On the recordkeeping side, hold onto payroll tax records for 4 years, payroll registers and time cards for 3 years, and Form I-9 for 3 years after hire or 1 year after termination, whichever is later. When deposits, filings, and record retention are set up the right way, payroll becomes a lot less stressful.
Conclusion: Key actions to complete before and after payroll starts
After payroll starts, keep deposits on time, file Forms 941 and 940 by their deadlines, issue W-2s and W-3s by January 31, and keep payroll records for the required time periods.

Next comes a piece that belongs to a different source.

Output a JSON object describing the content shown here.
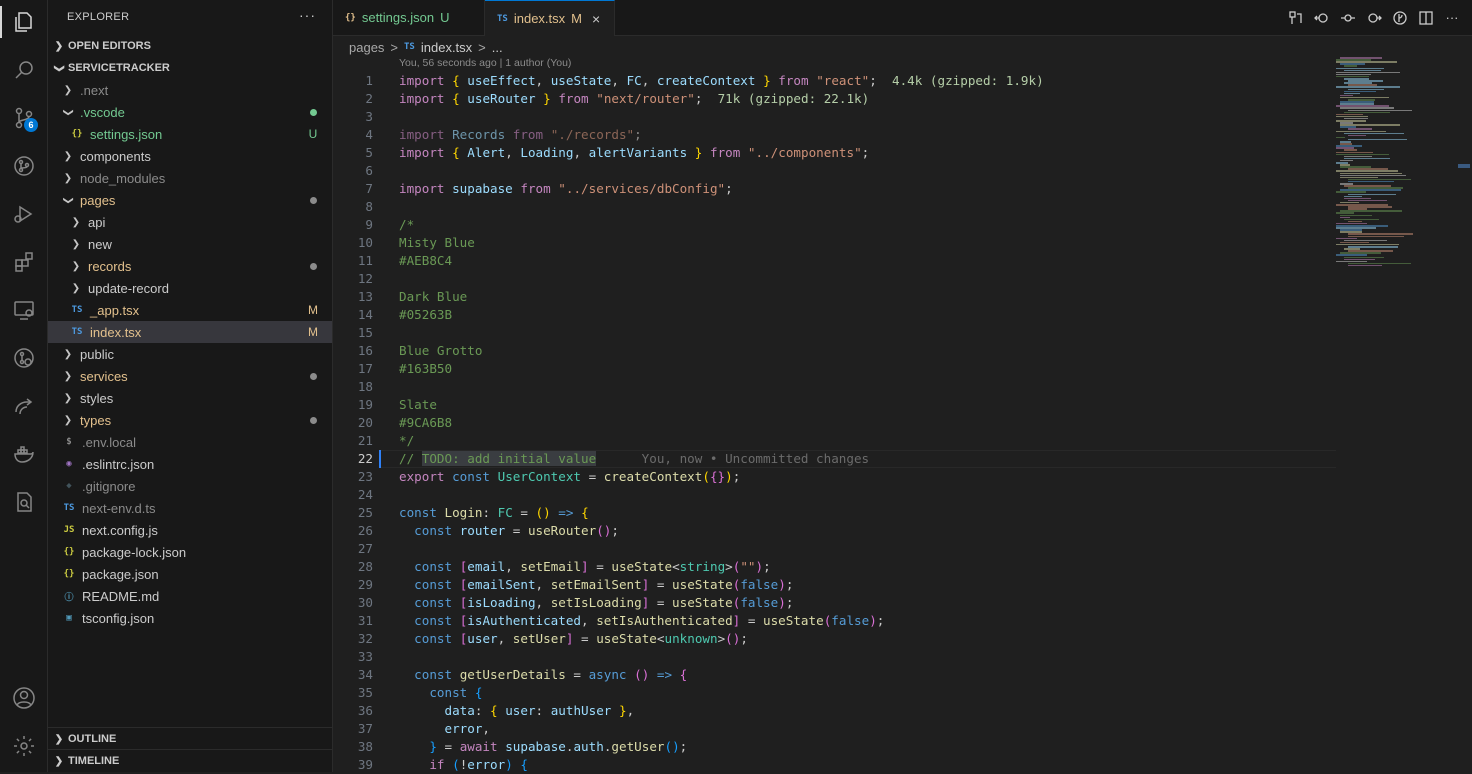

"Payroll is more than paying wages. It includes registrations, filings, deposits, recordkeeping, and deadlines that continue long after payday."
FAQs
Do I need payroll before the employee starts?
Yes. You should set up payroll and finish the required registrations before you run your first payroll.
If you pay an employee before that, you can run into compliance problems and tax penalties. It’s the kind of admin task that feels easy to put off – until it turns into a mess.
Before the employee starts, make sure you:
- get your EIN
- register for state tax and unemployment accounts
- choose a pay schedule
- pick a payroll system
- collect Form W-4 and Form I-9 by or before the first day
What if I miss a payroll tax deadline?
Missing a payroll tax deadline is a serious compliance issue. Federal and state agencies don’t cut small businesses any slack here.
If you miss a deposit or filing, you could face penalties of up to 15%, based on how late the payment is. That can add up fast.
The best way to avoid this is simple: use a reliable payroll system and stay on top of your deposit schedules and filing dates.
Can I run payroll myself for one employee?
Yes, but it’s not simple. Small businesses face the same legal and compliance duties as bigger companies.
That means you need to:
- handle registrations
- calculate withholdings
- make tax deposits on time
- keep records for at least three years
There’s also a practical issue: manual payroll is easy to mess up. A small mistake can turn into tax penalties, which is why payroll software is often recommended.